Diabetes Treatment: Increasing Complexity and Cost

Dr. David J. Holcombe
Dr. David J. Holcombe

Diabetes has increased parallel to the epidemic of obesity in the United States.  It now affects over 10% of the adult population, many of whom are unaware they have the disease.  Diabetes contributes to strokes, heart disease, neuropathy, renal failure, blindness, peripheral vascular disease and amputations.  The morbidity and mortality continue to soar as does the price tag for treatment, which reached $245 billion dollars a year in 2012 (around 20% of the healthcare budget).


While Americans seems to have become more health conscious, the ubiquitous presence of processed foods, fast foods, sugary drinks, plus the limited opportunities for physical exercise in general have created the perfect storm for promoting obesity and developing diabetes.


Traditionally, diabetes has been divided into “insulin dependent” and “non-insulin dependent”.  The former is “juvenile onset diabetes” which is an autoimmune disease that destroys the body’s capacity to make insulin.  The non-insulin dependent group were traditionally adults, mostly overweight, whose body cannot produce enough insulin for their increased needs (but who often have higher than normal amounts of endogenous insulin) and must take various oral agents.


The distinction between these groups has become blurred in recent times with many “adult onset diabetics” beginning in children and adolescents, and many of these patients requiring supplemental insulin, in addition to other medications.  The first line of treatment, diet and exercise, associated with significant weight loss, proves unattainable for many diabetic patients.


The dramatic increase in diabetes has been associated with an impressive increase in the number of new non-insulin treatments, many of them with hefty price tags.  What follows is a brief review of some of the non-insulin medications, along with their mode of action and administrations.  The names here are the scientific rather than brand names.  A quick look on Google will help you navigate the many brand names.


  1. “Secretogogues” are oral medications that promote insulin release from the pancreas. This group includes Glimeprimide, Glipizide and Glyburide, and the Glitinides (Replaginide and Nateglinde).


  1. Biguanides, such as Metformin, decreases liver production of glucose. Rosiglitazone and Pioglitazones (Thiozolidinediones) increase the body’s sensitivity to its own insulin.  They are taken orally.


  1. Alpha-Glucosidase Inhibitors are taken orally, but are not absorbed by the digestive track. In the gut, they slow the breakdown of carbohydrates into glucose. This group includes Acarbose and Miglitol, both can cause significant digestive symptoms, including bloating and diarrhea.


  1. DPP-4 Inhibitors block the enzyme that degrades GLP-1 (Glucogan-Like Poly peptide), an incretin, a substance that stimulates insulin production in the pancreas.

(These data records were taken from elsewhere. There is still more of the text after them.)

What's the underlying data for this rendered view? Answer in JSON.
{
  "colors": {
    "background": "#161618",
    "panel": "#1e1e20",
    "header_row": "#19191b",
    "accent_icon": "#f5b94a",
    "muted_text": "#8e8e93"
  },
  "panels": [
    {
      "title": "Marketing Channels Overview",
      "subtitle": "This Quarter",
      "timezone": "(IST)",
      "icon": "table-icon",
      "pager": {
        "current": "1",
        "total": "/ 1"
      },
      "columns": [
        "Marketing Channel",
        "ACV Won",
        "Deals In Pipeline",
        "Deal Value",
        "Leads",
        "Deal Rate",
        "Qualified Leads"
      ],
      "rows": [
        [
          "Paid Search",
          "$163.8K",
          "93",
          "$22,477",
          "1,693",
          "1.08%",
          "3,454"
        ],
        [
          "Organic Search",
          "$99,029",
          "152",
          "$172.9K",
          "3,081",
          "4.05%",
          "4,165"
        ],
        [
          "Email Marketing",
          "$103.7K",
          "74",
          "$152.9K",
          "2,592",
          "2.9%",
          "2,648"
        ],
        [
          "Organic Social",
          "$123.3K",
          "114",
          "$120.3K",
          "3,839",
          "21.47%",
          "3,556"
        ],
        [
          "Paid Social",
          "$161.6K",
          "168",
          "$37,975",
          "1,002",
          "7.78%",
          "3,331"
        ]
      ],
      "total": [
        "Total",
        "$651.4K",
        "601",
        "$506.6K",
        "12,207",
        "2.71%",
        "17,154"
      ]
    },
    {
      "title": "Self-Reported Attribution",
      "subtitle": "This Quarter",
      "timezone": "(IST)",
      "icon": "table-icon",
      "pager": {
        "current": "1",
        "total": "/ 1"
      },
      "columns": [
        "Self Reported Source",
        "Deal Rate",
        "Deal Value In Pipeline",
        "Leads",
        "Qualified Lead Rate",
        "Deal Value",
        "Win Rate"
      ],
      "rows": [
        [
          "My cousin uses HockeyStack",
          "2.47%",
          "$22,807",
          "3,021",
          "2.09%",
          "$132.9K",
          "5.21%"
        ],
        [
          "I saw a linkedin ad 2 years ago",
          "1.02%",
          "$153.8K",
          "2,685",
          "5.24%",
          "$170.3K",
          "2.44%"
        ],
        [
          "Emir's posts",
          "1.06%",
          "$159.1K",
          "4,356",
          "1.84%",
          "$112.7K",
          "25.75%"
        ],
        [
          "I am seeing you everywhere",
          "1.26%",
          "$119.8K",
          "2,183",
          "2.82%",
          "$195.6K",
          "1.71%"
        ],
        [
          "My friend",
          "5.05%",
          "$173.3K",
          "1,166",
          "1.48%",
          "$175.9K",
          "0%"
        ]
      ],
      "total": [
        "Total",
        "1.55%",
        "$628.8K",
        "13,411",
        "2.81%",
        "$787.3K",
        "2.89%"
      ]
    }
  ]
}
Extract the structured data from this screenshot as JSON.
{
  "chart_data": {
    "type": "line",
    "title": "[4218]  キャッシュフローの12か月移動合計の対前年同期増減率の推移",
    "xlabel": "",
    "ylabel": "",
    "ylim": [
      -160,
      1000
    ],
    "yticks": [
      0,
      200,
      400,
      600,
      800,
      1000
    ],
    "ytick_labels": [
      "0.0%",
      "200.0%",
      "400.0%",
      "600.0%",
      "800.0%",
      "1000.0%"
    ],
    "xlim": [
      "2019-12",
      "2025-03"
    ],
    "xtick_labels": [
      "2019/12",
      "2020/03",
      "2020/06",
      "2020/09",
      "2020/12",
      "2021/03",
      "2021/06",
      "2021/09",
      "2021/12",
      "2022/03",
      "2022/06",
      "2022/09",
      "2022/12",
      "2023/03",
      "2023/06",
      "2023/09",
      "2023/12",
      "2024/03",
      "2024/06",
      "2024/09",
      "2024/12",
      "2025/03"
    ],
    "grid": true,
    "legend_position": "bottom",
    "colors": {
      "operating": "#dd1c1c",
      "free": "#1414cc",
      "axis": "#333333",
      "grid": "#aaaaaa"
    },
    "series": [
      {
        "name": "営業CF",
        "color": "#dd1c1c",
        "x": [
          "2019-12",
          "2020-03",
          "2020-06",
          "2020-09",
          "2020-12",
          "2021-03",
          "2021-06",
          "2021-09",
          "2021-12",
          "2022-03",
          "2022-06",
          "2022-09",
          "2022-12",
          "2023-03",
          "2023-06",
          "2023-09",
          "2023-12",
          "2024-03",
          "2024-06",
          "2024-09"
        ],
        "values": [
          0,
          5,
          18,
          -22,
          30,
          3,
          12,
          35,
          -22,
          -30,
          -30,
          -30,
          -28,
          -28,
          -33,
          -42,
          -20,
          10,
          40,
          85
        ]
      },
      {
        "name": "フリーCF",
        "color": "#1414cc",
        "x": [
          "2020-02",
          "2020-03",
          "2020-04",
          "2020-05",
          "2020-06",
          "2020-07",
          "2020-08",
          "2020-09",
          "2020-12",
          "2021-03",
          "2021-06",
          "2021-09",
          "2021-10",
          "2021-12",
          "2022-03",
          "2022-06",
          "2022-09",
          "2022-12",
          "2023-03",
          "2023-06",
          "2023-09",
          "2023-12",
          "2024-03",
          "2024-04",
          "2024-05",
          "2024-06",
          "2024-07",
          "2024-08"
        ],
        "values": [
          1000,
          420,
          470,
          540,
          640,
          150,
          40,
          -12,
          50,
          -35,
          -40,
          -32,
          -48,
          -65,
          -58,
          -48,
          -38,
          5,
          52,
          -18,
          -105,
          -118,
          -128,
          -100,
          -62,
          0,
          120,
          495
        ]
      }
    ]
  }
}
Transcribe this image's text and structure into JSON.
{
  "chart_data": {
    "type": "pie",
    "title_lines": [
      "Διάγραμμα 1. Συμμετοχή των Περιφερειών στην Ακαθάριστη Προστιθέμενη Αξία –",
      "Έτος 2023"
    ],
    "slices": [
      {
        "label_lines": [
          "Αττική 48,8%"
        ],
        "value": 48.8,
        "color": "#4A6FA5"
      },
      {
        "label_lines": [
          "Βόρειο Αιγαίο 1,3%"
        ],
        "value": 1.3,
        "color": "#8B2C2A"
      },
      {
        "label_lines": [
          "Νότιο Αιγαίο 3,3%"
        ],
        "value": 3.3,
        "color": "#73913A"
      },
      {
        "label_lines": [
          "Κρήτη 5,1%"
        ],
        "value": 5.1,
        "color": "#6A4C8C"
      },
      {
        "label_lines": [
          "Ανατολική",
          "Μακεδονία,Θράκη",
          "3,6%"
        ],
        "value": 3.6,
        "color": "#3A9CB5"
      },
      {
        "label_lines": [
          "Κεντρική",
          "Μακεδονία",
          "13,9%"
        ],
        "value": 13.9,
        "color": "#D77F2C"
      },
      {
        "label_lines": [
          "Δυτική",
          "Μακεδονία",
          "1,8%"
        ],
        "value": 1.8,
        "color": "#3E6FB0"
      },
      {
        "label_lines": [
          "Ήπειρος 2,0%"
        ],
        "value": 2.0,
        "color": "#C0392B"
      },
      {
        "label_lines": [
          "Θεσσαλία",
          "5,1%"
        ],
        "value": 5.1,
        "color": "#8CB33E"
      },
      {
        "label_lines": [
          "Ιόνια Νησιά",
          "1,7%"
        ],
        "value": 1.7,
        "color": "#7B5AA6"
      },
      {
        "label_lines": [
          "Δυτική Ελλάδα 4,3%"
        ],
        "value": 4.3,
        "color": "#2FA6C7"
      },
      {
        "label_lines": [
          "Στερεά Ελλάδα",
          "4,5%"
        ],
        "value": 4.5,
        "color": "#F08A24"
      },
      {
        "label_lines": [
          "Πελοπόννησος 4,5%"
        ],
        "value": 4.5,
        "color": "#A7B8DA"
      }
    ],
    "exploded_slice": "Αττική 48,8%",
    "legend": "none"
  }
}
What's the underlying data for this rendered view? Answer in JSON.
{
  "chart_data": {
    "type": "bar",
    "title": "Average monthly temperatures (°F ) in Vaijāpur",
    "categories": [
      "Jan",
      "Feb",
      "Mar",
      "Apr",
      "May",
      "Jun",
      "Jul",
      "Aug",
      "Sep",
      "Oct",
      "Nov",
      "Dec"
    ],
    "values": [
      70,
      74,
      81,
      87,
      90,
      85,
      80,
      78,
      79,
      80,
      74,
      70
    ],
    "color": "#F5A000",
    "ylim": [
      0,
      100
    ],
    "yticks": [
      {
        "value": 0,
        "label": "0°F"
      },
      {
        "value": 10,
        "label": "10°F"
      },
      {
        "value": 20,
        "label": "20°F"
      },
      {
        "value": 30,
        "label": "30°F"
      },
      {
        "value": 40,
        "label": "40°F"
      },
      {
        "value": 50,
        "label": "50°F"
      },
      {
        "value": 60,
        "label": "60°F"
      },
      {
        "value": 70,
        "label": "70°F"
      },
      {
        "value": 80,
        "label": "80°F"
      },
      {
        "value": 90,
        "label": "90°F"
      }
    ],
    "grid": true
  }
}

This group includes the oral agents, Sitagliptin and Saxagliptin.


  1. GLP-1 Analogs act as a synthetic incretins, which enhance insulin secretion, but also delay gastric emptying, reduce liver fat and decrease appetite. Exenatide and Liraglutide, are GLP-1 Analogs, and both require injection.


  1. Amylin Analogs (Pranlintide) are injectable, and act by decreasing appetite, slowing gastric emptying and reducing liver output of glucose.


  1. Last but least, there are the Sodium-Glucose Linked Transporter (SGLT-2) Inhibitors, which inhibit glucose re-absorption in the kidney by about 90%. The inhibitors are called Glifozins and the first available agent was Canoglifozin.  Use of this agent requires a normal functioning kidney and its recent release means that its long-term safety remains to be established.


In addition to these single agents from these various classes, there are hosts of combination medications making use of their complimentary modes of action.  Among all diabetic medications, methods of delivery (oral vs. injectable), modes of action, side effects and price vary wildly from one agent to the next.  Some older medications (such as Metformin) exist in inexpensive generic forms, while the newer agents can cost hundreds of dollars a month.


This amazing diversity of treatment options can be daunting for the physician and both confusing and expensive for the patient.  Direct advertising, aggressively promoting newer medications, is certainly not the best method by which to choose, either for the patient or the physician.  The multiple billion-dollar diabetic drug industry, while responding to our increasing need for diabetic medications, should not make anyone forget the fact that significant weight loss and dietary modifications can greatly help the average diabetic achieve control, often without the need for medications at all.